Maintain a log of key design decisions, including:

  • The decision made
  • Rationale behind it
  • Alternative approaches considered
  • Potential impact on evaluation results

Example format:

Date Decision Rationale Impact
YYYY-MM-DD Decision made Why this approach was chosen How it affects the evaluation
2025-11-19 Only implement SAD-mini labour intenstive and non-trivial to do SAD-lite. Sad-mini is also useful as is. Only 5 of the 16 tasks will be implemented
2025-11-19 Load needed zip files from GitHub API The cloned repository size is +1GB while only downloding the SAD-mini files are about 2.5 MB Will break if the location of these files are changed at the reference repository. There is no official hugging face or similar source.
2025-11-19 All choices order is randomized for all Mini benchmarks It is not explicit in the report but it seems reasonable and looking at the data sources we have choice_order: null on all source files. This was checked by regex on choices_order: (?!null) and finding no matches. Also it is unclear how we would enforce an order given we only have fields for the correct and incorrect responses. Will break if the location of these files are changed at the reference repository. There is no official hugging face or similar source.

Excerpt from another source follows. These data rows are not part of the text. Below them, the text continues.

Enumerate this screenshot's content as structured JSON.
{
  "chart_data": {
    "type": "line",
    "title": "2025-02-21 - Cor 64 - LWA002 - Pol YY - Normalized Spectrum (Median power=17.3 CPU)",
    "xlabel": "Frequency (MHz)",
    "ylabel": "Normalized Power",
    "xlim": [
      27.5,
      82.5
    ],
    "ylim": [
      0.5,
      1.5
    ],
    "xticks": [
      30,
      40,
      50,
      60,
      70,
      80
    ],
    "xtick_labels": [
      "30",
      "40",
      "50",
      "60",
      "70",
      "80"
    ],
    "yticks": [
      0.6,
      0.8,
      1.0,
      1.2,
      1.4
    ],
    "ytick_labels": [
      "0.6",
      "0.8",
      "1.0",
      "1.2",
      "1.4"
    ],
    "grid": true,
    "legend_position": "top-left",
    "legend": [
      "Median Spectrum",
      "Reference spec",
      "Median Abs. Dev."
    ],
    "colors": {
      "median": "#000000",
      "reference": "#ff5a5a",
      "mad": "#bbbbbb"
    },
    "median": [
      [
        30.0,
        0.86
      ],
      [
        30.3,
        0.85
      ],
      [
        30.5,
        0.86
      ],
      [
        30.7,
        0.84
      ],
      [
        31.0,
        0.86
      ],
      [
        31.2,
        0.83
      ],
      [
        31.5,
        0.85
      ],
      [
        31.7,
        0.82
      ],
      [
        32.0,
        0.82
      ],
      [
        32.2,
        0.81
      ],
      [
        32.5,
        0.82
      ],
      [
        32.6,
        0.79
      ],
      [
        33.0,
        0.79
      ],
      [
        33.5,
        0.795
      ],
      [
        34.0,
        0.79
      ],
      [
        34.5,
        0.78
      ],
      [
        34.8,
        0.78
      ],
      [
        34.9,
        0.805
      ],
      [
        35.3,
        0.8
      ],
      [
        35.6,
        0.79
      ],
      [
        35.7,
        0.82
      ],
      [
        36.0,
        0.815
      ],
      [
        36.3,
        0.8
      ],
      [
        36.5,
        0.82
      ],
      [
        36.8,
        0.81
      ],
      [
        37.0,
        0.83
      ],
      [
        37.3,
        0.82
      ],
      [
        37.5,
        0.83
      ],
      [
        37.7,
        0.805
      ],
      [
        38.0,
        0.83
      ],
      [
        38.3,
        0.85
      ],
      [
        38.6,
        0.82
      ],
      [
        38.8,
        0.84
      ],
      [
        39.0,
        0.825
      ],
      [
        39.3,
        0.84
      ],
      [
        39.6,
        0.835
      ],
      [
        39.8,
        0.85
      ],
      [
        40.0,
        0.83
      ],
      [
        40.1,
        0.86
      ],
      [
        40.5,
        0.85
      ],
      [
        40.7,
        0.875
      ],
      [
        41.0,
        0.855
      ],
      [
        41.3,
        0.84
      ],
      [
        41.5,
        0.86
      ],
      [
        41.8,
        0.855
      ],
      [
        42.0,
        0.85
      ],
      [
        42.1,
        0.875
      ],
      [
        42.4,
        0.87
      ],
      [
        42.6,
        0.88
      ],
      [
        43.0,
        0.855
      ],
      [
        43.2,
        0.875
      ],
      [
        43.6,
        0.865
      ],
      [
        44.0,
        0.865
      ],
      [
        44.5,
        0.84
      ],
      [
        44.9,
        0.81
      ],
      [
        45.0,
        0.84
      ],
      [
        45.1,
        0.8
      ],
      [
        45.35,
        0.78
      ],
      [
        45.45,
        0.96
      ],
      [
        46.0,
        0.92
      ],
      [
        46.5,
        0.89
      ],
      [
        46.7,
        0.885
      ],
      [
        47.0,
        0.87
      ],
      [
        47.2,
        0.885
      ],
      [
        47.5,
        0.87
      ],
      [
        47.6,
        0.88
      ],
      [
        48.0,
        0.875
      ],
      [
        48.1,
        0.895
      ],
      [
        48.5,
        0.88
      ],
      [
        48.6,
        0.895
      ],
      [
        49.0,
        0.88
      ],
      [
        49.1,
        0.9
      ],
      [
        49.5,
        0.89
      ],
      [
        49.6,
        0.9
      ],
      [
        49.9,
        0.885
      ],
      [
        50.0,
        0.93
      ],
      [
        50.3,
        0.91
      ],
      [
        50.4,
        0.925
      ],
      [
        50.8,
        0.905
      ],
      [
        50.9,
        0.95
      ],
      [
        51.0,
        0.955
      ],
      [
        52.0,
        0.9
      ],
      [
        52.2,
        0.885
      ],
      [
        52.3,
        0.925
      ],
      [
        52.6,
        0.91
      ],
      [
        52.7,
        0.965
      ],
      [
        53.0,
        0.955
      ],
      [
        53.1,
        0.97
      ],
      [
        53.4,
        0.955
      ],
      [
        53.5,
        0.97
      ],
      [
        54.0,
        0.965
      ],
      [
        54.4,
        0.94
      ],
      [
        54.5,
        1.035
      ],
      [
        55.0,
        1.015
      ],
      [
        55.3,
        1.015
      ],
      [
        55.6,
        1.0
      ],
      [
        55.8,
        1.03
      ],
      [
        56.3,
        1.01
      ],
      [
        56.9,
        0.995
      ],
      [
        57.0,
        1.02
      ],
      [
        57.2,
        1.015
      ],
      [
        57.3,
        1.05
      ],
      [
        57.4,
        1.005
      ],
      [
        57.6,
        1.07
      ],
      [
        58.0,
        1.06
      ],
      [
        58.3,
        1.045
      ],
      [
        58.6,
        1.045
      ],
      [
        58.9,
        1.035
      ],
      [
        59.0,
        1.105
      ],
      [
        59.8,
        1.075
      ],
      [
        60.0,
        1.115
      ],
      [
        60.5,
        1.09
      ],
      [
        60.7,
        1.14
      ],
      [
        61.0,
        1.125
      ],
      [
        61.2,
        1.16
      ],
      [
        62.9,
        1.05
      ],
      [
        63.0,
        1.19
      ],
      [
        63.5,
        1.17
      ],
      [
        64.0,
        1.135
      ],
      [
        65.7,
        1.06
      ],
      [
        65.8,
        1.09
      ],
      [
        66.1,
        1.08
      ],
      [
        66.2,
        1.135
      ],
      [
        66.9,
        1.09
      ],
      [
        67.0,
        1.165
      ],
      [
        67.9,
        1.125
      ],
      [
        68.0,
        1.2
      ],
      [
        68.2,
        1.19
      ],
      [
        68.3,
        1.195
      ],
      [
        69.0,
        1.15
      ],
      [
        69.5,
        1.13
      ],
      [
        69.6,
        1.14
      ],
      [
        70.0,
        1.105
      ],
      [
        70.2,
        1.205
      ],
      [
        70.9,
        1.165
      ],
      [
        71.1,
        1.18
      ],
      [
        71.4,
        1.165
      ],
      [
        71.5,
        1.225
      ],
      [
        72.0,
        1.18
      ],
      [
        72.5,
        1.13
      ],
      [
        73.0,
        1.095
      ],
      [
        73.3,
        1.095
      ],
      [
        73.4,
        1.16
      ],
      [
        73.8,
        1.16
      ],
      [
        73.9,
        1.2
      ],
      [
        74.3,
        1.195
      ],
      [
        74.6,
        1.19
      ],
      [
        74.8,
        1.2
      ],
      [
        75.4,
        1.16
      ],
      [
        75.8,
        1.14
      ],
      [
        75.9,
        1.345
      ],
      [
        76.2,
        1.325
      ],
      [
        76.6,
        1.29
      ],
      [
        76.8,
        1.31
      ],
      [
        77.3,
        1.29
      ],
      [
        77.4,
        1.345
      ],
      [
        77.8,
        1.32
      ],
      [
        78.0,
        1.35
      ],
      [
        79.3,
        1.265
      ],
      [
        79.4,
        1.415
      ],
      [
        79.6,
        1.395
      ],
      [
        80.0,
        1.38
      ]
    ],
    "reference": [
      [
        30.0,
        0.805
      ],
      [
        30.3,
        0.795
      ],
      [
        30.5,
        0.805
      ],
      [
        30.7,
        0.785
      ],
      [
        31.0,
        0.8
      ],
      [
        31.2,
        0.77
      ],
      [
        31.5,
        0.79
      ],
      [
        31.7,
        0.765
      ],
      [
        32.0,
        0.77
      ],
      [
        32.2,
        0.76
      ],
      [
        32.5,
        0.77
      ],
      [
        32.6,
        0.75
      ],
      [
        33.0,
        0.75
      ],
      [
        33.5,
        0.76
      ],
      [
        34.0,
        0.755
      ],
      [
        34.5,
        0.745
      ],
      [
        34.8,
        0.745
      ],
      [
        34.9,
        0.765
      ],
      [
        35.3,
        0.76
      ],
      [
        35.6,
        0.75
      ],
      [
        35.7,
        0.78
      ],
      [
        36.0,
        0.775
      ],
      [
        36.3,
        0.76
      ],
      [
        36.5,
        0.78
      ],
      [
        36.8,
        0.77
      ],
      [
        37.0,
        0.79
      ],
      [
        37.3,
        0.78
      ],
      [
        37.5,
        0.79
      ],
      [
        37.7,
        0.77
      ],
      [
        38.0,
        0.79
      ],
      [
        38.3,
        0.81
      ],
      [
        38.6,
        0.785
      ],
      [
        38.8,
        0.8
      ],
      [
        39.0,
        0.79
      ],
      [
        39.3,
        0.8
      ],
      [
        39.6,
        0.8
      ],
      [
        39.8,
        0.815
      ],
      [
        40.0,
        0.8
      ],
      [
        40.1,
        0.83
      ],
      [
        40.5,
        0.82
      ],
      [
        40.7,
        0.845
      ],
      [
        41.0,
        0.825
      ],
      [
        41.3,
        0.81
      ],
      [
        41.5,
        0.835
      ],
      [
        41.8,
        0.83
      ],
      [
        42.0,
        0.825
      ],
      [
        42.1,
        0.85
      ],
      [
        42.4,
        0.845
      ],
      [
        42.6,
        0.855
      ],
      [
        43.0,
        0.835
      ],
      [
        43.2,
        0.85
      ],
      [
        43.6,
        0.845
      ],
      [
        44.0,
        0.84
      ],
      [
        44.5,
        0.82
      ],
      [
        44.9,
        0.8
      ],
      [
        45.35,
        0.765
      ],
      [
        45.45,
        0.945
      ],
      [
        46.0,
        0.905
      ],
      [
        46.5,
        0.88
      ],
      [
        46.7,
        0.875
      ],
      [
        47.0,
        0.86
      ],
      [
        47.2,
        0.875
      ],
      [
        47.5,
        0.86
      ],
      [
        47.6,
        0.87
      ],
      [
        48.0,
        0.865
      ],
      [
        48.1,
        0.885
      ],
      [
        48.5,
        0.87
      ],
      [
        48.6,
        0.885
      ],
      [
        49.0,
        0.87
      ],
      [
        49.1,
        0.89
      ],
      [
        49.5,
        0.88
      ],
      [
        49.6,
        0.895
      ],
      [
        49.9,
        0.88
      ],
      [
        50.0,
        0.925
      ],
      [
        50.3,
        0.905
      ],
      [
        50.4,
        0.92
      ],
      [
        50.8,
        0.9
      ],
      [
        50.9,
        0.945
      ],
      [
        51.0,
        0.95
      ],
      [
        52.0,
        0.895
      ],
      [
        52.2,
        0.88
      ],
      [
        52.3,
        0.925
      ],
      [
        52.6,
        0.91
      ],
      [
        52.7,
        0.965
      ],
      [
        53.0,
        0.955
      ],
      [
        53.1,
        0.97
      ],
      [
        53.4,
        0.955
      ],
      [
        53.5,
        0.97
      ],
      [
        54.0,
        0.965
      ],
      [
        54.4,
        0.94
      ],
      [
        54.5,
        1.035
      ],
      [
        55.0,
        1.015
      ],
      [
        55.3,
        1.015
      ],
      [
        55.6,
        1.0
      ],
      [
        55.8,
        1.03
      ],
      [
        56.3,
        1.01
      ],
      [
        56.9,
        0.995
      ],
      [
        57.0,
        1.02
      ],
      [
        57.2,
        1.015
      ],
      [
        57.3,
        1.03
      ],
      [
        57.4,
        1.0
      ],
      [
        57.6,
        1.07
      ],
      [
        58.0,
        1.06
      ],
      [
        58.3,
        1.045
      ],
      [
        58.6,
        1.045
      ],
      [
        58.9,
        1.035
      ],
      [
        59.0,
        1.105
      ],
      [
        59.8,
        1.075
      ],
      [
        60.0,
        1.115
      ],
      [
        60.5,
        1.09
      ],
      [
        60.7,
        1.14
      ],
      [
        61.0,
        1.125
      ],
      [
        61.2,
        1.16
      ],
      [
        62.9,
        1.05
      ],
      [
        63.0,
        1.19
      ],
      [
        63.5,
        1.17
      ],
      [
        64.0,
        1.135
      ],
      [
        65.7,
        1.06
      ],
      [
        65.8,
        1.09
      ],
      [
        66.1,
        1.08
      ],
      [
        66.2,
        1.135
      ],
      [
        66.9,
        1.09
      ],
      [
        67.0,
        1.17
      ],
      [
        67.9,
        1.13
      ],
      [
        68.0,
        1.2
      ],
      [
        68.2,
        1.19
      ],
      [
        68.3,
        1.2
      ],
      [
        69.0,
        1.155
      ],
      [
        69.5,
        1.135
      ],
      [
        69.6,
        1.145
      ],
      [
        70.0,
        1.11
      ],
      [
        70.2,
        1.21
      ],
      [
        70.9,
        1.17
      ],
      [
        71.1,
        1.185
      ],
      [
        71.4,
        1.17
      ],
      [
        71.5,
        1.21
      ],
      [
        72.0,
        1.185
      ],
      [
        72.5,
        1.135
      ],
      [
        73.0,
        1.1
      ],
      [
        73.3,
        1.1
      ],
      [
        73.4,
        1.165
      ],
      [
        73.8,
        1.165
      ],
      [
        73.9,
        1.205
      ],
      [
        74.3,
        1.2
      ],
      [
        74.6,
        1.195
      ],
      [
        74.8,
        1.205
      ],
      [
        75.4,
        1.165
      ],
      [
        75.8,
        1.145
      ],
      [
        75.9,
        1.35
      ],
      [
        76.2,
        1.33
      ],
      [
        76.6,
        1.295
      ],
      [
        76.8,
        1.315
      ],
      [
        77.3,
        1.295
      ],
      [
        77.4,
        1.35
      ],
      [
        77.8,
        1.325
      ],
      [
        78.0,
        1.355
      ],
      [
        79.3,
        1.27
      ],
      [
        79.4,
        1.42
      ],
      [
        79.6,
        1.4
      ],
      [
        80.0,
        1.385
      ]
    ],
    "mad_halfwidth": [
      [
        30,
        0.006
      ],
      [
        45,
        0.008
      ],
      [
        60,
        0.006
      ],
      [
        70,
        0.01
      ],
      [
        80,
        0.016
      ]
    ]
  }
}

2025-11-20 Randomly uniformly chooses between text above/below and question option 1 or 2 for stages_full. It is not explicit in the report when they use which positioning or which question option so I assume they randomly pick one. The record to sample conversion for stages_full is not deterministic without providing seed.

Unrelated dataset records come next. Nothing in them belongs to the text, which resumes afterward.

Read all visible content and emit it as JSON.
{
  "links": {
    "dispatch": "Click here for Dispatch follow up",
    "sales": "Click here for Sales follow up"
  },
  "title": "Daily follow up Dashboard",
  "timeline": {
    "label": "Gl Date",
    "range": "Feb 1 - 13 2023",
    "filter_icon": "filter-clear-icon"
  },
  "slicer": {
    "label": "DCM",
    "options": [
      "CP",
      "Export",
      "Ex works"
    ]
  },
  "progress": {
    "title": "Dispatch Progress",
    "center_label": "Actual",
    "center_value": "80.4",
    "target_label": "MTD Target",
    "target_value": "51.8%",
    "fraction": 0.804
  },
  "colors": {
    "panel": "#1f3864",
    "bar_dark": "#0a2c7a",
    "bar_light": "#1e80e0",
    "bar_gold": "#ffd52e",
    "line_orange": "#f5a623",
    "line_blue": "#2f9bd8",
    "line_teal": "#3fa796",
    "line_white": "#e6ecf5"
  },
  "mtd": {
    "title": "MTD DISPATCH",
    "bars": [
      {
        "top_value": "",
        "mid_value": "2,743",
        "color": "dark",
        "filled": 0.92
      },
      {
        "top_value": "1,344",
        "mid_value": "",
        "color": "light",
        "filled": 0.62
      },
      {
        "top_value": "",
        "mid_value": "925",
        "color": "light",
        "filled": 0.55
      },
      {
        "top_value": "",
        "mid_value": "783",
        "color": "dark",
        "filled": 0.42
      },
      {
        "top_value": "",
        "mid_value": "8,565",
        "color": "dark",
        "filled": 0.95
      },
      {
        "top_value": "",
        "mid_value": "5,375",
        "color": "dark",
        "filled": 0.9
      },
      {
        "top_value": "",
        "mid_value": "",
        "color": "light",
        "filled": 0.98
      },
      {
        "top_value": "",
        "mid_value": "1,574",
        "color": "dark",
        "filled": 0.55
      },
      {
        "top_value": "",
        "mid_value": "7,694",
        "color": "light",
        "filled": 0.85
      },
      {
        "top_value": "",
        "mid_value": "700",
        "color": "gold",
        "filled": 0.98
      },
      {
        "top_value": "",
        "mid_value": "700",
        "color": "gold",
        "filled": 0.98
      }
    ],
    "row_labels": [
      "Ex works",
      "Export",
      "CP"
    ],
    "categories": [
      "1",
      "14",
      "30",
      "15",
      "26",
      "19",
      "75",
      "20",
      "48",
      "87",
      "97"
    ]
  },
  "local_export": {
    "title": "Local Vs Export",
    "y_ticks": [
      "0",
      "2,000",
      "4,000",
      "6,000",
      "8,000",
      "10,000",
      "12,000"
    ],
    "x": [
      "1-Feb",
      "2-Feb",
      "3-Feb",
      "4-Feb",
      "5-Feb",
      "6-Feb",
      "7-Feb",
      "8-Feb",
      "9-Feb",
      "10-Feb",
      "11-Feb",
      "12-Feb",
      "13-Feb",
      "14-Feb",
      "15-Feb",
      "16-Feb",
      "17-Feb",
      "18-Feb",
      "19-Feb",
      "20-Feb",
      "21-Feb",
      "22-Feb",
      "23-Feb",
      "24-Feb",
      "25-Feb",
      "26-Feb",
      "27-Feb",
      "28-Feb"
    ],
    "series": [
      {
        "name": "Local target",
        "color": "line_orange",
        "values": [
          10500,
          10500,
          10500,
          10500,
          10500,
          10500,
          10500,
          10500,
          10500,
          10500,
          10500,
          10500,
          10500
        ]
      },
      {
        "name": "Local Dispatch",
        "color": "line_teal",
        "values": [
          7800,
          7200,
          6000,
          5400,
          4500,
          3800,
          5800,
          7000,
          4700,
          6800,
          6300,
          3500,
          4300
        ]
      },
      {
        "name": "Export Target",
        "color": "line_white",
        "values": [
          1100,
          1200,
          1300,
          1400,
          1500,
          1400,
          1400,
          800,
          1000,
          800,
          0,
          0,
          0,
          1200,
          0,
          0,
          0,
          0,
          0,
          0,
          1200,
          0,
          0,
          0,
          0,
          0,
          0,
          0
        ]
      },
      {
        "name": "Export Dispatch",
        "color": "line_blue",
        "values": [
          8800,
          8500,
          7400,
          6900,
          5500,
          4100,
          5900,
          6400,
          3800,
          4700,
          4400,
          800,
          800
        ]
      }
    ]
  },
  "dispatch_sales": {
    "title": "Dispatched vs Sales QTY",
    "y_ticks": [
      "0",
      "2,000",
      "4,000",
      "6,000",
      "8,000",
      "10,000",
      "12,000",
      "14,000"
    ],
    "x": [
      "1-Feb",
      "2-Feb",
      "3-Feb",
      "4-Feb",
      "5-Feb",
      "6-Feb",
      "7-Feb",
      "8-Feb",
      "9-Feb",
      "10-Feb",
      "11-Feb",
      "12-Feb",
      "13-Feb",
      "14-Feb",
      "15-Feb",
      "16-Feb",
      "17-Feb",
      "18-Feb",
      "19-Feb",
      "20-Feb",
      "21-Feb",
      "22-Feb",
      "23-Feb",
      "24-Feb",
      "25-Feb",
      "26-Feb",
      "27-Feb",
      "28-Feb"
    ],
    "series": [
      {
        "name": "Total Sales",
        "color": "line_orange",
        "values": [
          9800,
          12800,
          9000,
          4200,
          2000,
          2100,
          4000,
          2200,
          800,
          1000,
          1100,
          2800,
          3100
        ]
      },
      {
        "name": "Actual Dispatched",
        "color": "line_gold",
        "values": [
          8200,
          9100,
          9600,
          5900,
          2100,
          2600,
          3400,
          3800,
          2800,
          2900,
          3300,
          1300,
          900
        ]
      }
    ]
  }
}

2025-11-24 Use the MCQ built in Solver and Scorer I don’t find it obvious how the MCQ questions are laid out in the paper. We are formating questions as A), B) instead of (A), (B) as they do. This also means that the Answer assist is just ‘Answer:’
2025-12-02 Don’t use the MCQ built in solver. Format (A), (B), … In all examples this is the case in the report and the answer assist is stated as ‘Answer: (’ which is evidence that the alternatices should start with ‘(’.
2025-12-02 Grade when an answer has a correct format in a leniant way. The grading is not exactly specified in the report and we don’t emphesize format clearly in the prompt so I think it make sense to be leniant in the grading as well.